Wenn du mich im jetzigen Moment fragen würdest, was ich damit zum Ausdruck bringen will, würde ich antworten, dass ich hiermit meinen eigenen Arschtritt-Antrag, endlich mal etwas zu bewegen, ausgefüllt habe, jedoch, um ehrlich zu sein, nicht mit Gewissheit sagen kann, ob das genauso funktioniert, wie es hier geschrieben steht. Ob es hier überhaupt geschrieben steht?
Reicht es nicht, zu wissen, dass etwas in einem steckt? Das Leben ist lang genug und doch ist es von einer anderen Perspektive aus betrachtet furchtbar kurz, kurz im Sinne von: Warum warten, wenn man es heute oder morgen schaffen kann. Sozusagen eine Modifikation des ohnehin schon bekannten Sprichwortes, von wegen: Was du heute kannst besorgen, das...

Und nun, ein Vers zum Schluss:
I’m a real keener, mum.
Finally I deked out, but didn’t you see me?
Oh, you couldn’t?
So I guess it’s like getting none.

(Just a hint: There’s no point in that.)

 

Wo er soll ich das wissen?

Hors d'œuvre, oder without a clear line, wie man es diesseits nennt und wieder einmal redest du dir deinen Arsch wund. Und blutig. Was gibt es gegen Flinte im Arsch auszusetzen? Warum sollte man stattdessen Putenbrust wählen und warum fühlt sich heute meine Hüfte so Gott weiß warum verflucht schwer an?

OpusDeiTootoughtodieHorsdœuvreWithoutaclearlineArtefakt

Gewissermaßen bin ich mir gänzlich darüber bewusst, nichts zu wissen. Falsch! „Bewusst“ drückt etwas Messbares aus, etwas, woraus man schöpfen, formen, plakatieren könnte, wenn man nur wollte. Doch will man das auch? Kann man gleichermaßen, wenn der Willen dazu vorhanden ist? Genügt das Bewusstsein, um zu vollbringen, ohne über den Jordan zu springen. Springen zu müssen? Ja. Warum in aller Freveltat schmückst du deine Gebärden mit heiteren Fragmenten? Du hast keine Ahnung, wovon du eigentlich sprichst, merkst nur, dass es annähernd suited, so wie ein extra für dich maßgeschneiderter Anzug. Dann bist du auf der richtigen Spur, ohne jemals ein fettes Wörterbuch gewälzt zu haben, ohne irgendwann Bernhards maßgebliche ultramorbide Kommatasetzung studiert und vollends einverleibt zu haben.
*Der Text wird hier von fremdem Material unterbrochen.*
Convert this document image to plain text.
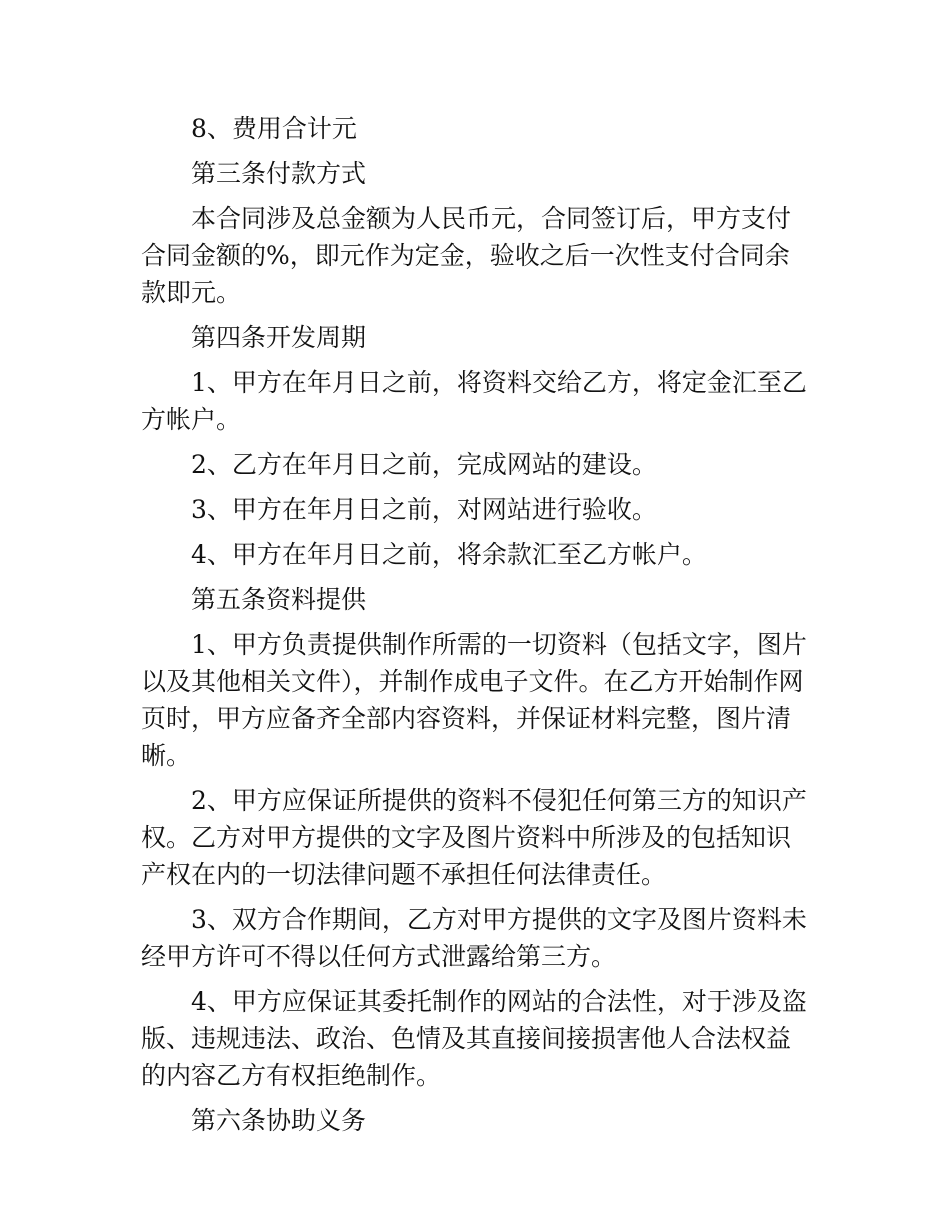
8、费用合计元

第三条付款方式

本合同涉及总金额为人民币元，合同签订后，甲方支付合同金额的%，即元作为定金，验收之后一次性支付合同余款即元。

第四条开发周期

1、甲方在年月日之前，将资料交给乙方，将定金汇至乙方帐户。

2、乙方在年月日之前，完成网站的建设。

3、甲方在年月日之前，对网站进行验收。

4、甲方在年月日之前，将余款汇至乙方帐户。

第五条资料提供

1、甲方负责提供制作所需的一切资料（包括文字，图片以及其他相关文件），并制作成电子文件。在乙方开始制作网页时，甲方应备齐全部内容资料，并保证材料完整，图片清晰。

2、甲方应保证所提供的资料不侵犯任何第三方的知识产权。乙方对甲方提供的文字及图片资料中所涉及的包括知识产权在内的一切法律问题不承担任何法律责任。

3、双方合作期间，乙方对甲方提供的文字及图片资料未经甲方许可不得以任何方式泄露给第三方。

4、甲方应保证其委托制作的网站的合法性，对于涉及盗版、违规违法、政治、色情及其直接间接损害他人合法权益的内容乙方有权拒绝制作。

第六条协助义务
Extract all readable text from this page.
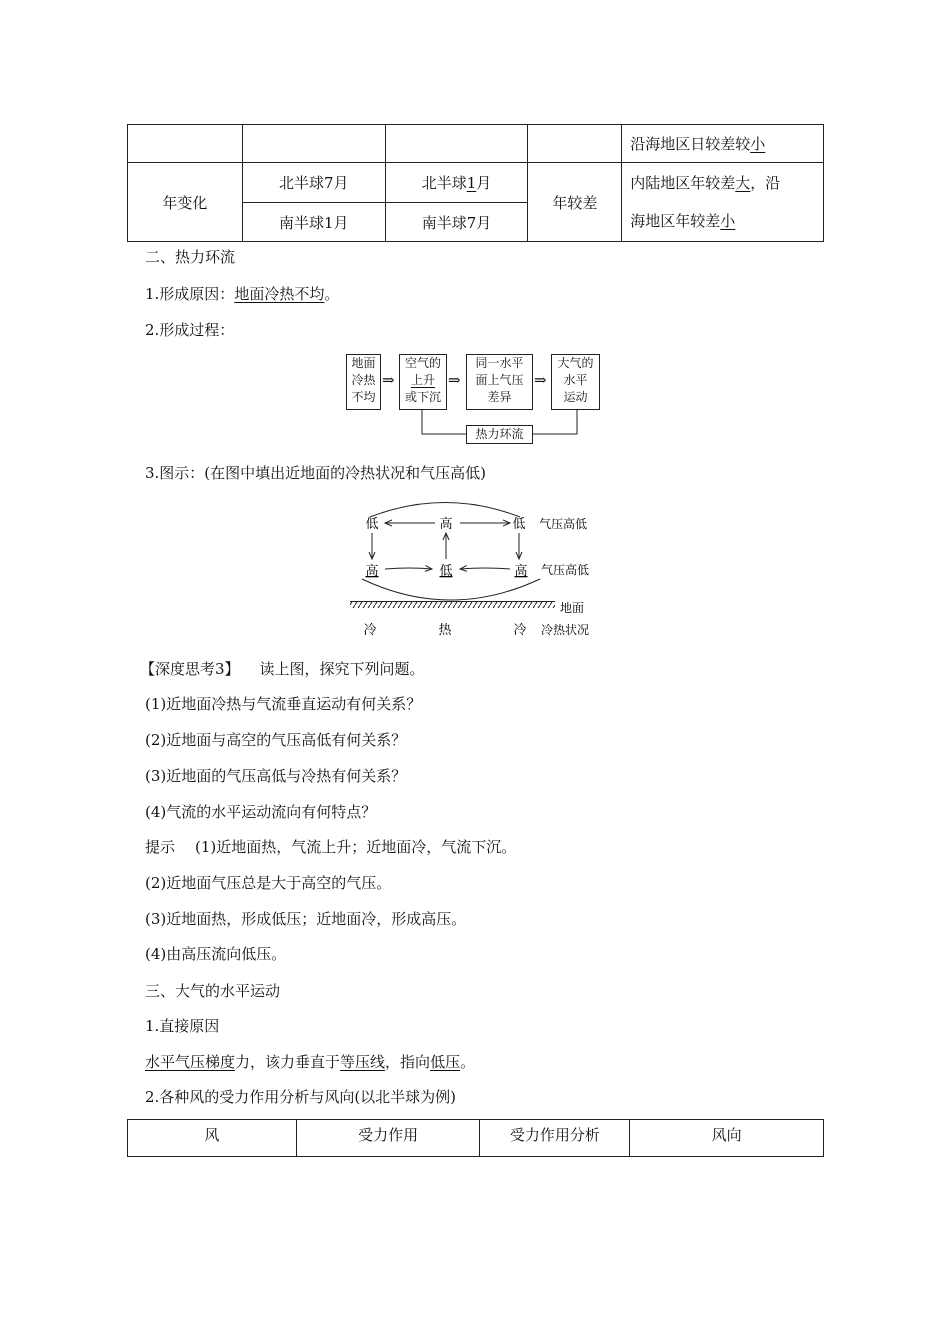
				沿海地区日较差较小
年变化	北半球7月	北半球1月	年较差	内陆地区年较差大，沿
海地区年较差小

	南半球1月	南半球7月		
二、热力环流
1.形成原因：地面冷热不均。
2.形成过程：
地面
冷热
不均
⇒
空气的
上升
或下沉
⇒
同一水平
面上气压
差异
⇒
大气的
水平
运动
热力环流
3.图示：(在图中填出近地面的冷热状况和气压高低)
低	高	低 气压高低
高	低	高 气压高低
地面
冷	热	冷 冷热状况
【深度思考3】 读上图，探究下列问题。
(1)近地面冷热与气流垂直运动有何关系？
(2)近地面与高空的气压高低有何关系？
(3)近地面的气压高低与冷热有何关系？
(4)气流的水平运动流向有何特点？
提示 (1)近地面热，气流上升；近地面冷，气流下沉。
(2)近地面气压总是大于高空的气压。
(3)近地面热，形成低压；近地面冷，形成高压。
(4)由高压流向低压。
三、大气的水平运动
1.直接原因
水平气压梯度力，该力垂直于等压线，指向低压。
2.各种风的受力作用分析与风向(以北半球为例)
风	受力作用	受力作用分析	风向
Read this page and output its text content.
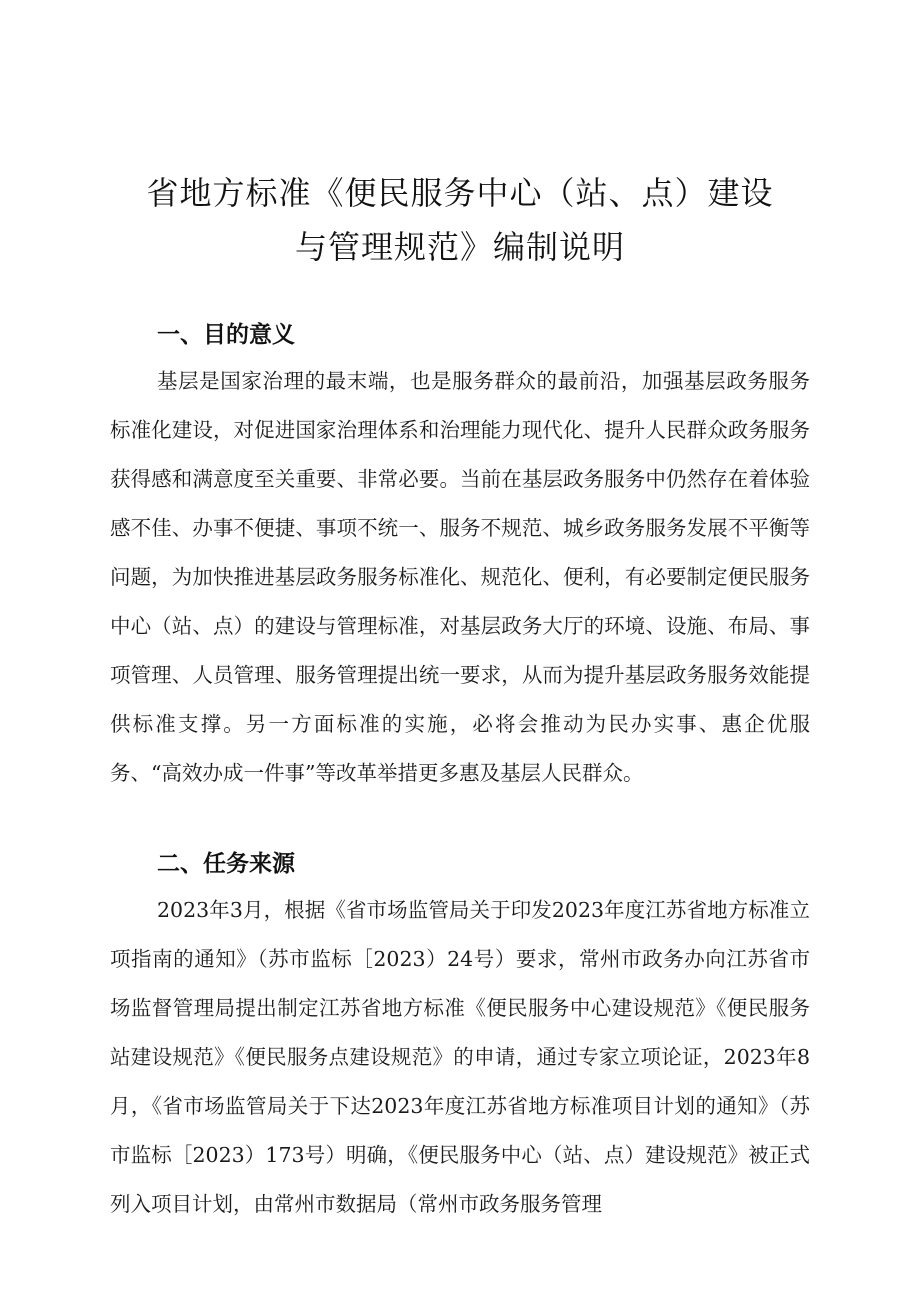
省地方标准《便民服务中心（站、点）建设
与管理规范》编制说明
一、目的意义

基层是国家治理的最末端，也是服务群众的最前沿，加强基层政务服务标准化建设，对促进国家治理体系和治理能力现代化、提升人民群众政务服务获得感和满意度至关重要、非常必要。当前在基层政务服务中仍然存在着体验感不佳、办事不便捷、事项不统一、服务不规范、城乡政务服务发展不平衡等问题，为加快推进基层政务服务标准化、规范化、便利，有必要制定便民服务中心（站、点）的建设与管理标准，对基层政务大厅的环境、设施、布局、事项管理、人员管理、服务管理提出统一要求，从而为提升基层政务服务效能提供标准支撑。另一方面标准的实施，必将会推动为民办实事、惠企优服务、“高效办成一件事”等改革举措更多惠及基层人民群众。

二、任务来源

2023年3月，根据《省市场监管局关于印发2023年度江苏省地方标准立项指南的通知》（苏市监标［2023）24号）要求，常州市政务办向江苏省市场监督管理局提出制定江苏省地方标准《便民服务中心建设规范》《便民服务站建设规范》《便民服务点建设规范》的申请，通过专家立项论证，2023年8月，《省市场监管局关于下达2023年度江苏省地方标准项目计划的通知》（苏市监标［2023）173号）明确，《便民服务中心（站、点）建设规范》被正式列入项目计划，由常州市数据局（常州市政务服务管理
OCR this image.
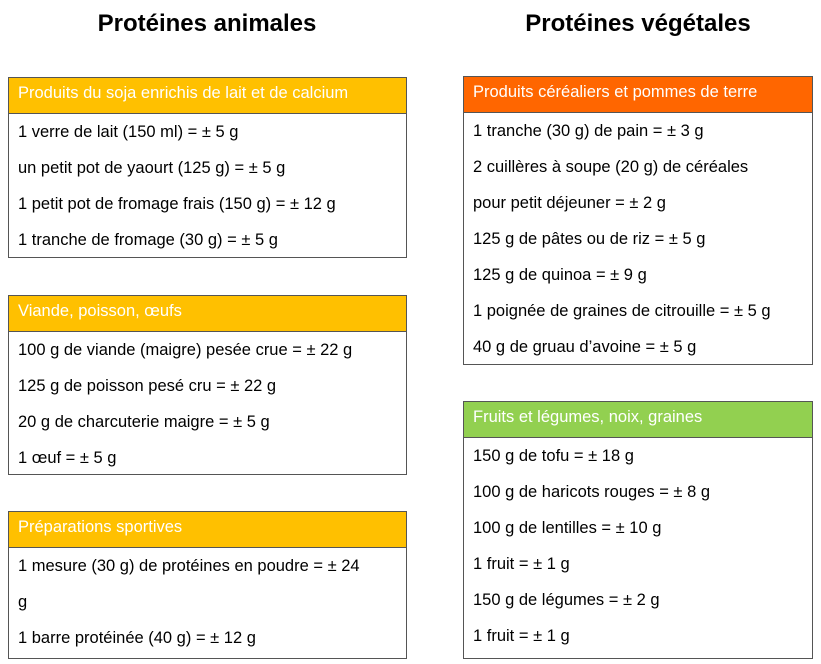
Protéines animales	Protéines végétales
Produits du soja enrichis de lait et de calcium
1 verre de lait (150 ml) = ± 5 g
un petit pot de yaourt (125 g) = ± 5 g
1 petit pot de fromage frais (150 g) = ± 12 g
1 tranche de fromage (30 g) = ± 5 g
Viande, poisson, œufs
100 g de viande (maigre) pesée crue = ± 22 g
125 g de poisson pesé cru = ± 22 g
20 g de charcuterie maigre = ± 5 g
1 œuf = ± 5 g
Préparations sportives
1 mesure (30 g) de protéines en poudre = ± 24
g
1 barre protéinée (40 g) = ± 12 g
Produits céréaliers et pommes de terre
1 tranche (30 g) de pain = ± 3 g
2 cuillères à soupe (20 g) de céréales
pour petit déjeuner = ± 2 g
125 g de pâtes ou de riz = ± 5 g
125 g de quinoa = ± 9 g
1 poignée de graines de citrouille = ± 5 g
40 g de gruau d’avoine = ± 5 g
Fruits et légumes, noix, graines
150 g de tofu = ± 18 g
100 g de haricots rouges = ± 8 g
100 g de lentilles = ± 10 g
1 fruit = ± 1 g
150 g de légumes = ± 2 g
1 fruit = ± 1 g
Das bringt dir doch die richtige Monetenmenge auf den einstig mit Spaghetti gefüllten Suppenteller. Das suited mehr, nicht? Das passt besser als „nur“ Spaghetti auf irgendeinem Teller. Hauptsache Teller, nicht? Nein, Hauptsache Wortfüller, Lückenfüller, Traktate, Massochisten, Schwermetaller, Baubudenrülpser, Jacksons. Aber: Ji vidlickou a nozem. Oder nicht? Tja, das Sprichwort besagt, dass man vermutlich immer mit Gabel und Messer speisen sollte und nicht ohne, und wenn doch, braucht man zumindest eine zuhjhjh. Genau.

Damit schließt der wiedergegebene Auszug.